A certain amount of discomfort, sacrifice, and challenge is normal in therapy. While therapists try to titrate and work through these more difficult parts of the experience, things are not always predictable and a person’s ability to persist and trust the process may not prevail. This can occasionally result in clients leaving therapy precipitously, before they have a chance for repair, or even before being able to say goodbye in a more measured way. Rather than working it out with the therapist, a client in that situation may instead choose to vent their experience via a negative review. This again will almost certainly be an oversimplification.
Of course there are bound to be cases in which therapists did not handle the situation as well as they could have, but on reading a review it may be hard to distinguish meaningful complaints from more subjective ones. This is true to some extent for all reviews, but I believe there is more potential for destructive reviews of therapists both because therapy can be a very subjective experience and because the emotional stakes are higher. (For serious breaches of therapeutic responsibility there are formal channels of reporting, such as state licensing agencies).
Another problem is that many therapists avoid online review sites for these reasons or from other ethical concerns.
According to a poll conducted by Psyched In San Francisco in 2015, almost half of the therapists that responded said that they refused to participate in review sites.
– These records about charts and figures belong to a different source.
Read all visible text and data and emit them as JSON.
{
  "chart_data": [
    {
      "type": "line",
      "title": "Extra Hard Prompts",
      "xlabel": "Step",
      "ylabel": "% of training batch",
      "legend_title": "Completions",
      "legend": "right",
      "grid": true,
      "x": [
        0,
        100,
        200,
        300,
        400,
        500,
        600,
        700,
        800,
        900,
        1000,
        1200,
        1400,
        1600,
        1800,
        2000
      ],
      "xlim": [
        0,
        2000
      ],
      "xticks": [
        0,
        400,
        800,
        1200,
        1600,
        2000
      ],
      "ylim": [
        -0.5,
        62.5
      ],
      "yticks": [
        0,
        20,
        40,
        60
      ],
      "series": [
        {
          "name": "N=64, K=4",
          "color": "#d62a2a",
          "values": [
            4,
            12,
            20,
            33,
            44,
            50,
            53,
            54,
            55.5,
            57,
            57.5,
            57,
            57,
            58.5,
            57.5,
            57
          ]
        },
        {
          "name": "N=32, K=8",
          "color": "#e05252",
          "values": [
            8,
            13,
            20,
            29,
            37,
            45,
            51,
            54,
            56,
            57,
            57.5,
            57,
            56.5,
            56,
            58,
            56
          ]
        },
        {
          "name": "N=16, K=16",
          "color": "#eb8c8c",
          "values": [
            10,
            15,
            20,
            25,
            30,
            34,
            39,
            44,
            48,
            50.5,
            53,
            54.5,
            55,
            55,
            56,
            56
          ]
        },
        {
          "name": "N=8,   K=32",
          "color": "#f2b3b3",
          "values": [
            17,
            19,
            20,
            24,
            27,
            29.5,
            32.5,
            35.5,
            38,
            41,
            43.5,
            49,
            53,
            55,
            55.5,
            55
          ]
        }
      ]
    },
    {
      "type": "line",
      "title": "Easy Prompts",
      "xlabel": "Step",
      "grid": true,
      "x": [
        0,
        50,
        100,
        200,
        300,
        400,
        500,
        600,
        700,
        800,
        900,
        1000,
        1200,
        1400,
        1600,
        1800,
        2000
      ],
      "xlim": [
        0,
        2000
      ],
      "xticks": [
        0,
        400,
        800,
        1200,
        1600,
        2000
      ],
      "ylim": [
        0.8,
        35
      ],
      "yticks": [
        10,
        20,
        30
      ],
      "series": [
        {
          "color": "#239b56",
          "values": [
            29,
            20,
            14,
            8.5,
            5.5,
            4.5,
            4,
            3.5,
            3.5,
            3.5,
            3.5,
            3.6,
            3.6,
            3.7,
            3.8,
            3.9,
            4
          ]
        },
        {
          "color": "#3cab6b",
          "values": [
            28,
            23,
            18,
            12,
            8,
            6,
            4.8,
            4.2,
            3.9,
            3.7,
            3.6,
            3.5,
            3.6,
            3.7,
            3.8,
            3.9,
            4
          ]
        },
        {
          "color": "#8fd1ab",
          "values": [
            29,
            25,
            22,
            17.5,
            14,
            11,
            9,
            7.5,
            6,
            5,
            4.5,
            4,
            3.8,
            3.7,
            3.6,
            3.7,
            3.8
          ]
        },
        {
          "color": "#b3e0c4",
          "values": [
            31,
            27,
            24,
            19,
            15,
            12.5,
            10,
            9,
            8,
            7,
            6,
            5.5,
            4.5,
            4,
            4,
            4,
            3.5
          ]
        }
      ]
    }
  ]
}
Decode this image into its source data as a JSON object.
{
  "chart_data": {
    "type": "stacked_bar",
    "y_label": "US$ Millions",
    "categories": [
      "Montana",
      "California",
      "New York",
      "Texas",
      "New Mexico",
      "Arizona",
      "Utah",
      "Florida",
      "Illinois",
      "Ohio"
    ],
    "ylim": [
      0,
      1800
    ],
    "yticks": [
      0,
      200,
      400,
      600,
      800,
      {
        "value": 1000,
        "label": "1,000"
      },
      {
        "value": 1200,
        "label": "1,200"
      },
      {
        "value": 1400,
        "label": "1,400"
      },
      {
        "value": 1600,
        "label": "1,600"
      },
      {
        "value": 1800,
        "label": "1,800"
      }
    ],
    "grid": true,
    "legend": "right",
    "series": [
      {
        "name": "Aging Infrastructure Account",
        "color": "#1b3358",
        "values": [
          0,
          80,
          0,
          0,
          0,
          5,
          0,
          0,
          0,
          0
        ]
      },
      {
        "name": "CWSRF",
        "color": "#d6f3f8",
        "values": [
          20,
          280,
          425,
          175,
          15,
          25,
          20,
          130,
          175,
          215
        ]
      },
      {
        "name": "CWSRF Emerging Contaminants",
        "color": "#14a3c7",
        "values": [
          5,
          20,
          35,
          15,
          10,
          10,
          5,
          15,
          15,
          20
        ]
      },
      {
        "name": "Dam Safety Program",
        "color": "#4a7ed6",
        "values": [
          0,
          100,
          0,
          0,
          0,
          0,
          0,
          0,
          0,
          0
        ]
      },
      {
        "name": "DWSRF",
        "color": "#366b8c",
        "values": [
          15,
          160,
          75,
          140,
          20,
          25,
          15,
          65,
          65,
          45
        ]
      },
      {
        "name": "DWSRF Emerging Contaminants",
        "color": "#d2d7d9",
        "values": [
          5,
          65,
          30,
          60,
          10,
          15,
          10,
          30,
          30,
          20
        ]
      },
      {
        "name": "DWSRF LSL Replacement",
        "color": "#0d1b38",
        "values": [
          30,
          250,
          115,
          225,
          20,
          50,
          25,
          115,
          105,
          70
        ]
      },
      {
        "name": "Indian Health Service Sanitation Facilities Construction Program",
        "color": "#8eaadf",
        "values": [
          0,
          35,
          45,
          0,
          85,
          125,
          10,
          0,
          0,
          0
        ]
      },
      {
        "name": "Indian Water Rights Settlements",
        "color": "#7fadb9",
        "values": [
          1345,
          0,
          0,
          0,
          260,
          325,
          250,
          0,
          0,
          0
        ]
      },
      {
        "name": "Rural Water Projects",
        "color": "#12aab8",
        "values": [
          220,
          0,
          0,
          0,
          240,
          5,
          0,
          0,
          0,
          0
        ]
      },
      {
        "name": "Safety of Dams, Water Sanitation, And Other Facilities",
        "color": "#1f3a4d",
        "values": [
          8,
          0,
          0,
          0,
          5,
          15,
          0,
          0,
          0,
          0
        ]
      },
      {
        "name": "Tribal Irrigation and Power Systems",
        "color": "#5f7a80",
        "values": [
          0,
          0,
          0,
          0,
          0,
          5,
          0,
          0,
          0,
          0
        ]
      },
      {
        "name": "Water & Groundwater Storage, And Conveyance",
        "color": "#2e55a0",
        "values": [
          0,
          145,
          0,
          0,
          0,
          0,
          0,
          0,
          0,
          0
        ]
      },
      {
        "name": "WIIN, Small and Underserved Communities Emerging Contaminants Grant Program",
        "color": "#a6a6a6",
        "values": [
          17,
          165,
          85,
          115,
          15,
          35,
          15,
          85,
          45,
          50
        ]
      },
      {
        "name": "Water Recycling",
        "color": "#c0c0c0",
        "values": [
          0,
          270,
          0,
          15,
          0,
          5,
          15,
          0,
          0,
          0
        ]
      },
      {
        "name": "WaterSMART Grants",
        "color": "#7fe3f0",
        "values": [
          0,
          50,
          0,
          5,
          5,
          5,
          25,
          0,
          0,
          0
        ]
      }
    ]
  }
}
So relying on those sites alone could eliminate one out of two therapists from your consideration. Furthermore, many of the most experienced therapists don’t need online or review-site exposure since they have established practices. By using these sources one could easily be missing some of the most qualified practitioners.
Though certainly fraught with their own problems and shortcomings, online dating and apps like Tinder have become major breeding grounds for relationships — close to the same rate as meeting through personal connections. These are equivalent to the listing sites for therapists. But would you start a relationship with someone based on online ratings and testimonials from strangers? Maybe that day will come, but I for one, am not looking forward to it.
Consider the old-fashioned way: word of mouth. This might mean risking a little more vulnerability, but people who care about you will appreciate your reaching out for help. And people you trust are more likely to recommend a therapist that you would trust also. If you know someone who is or has been in therapy you can ask them for a recommendation, especially if they’ve had a good experience. If their therapist isn’t right for you, or you don’t want to see the same person, maybe the therapist can recommend some others. A trusted internist or family doctor may also be able to give you some referrals.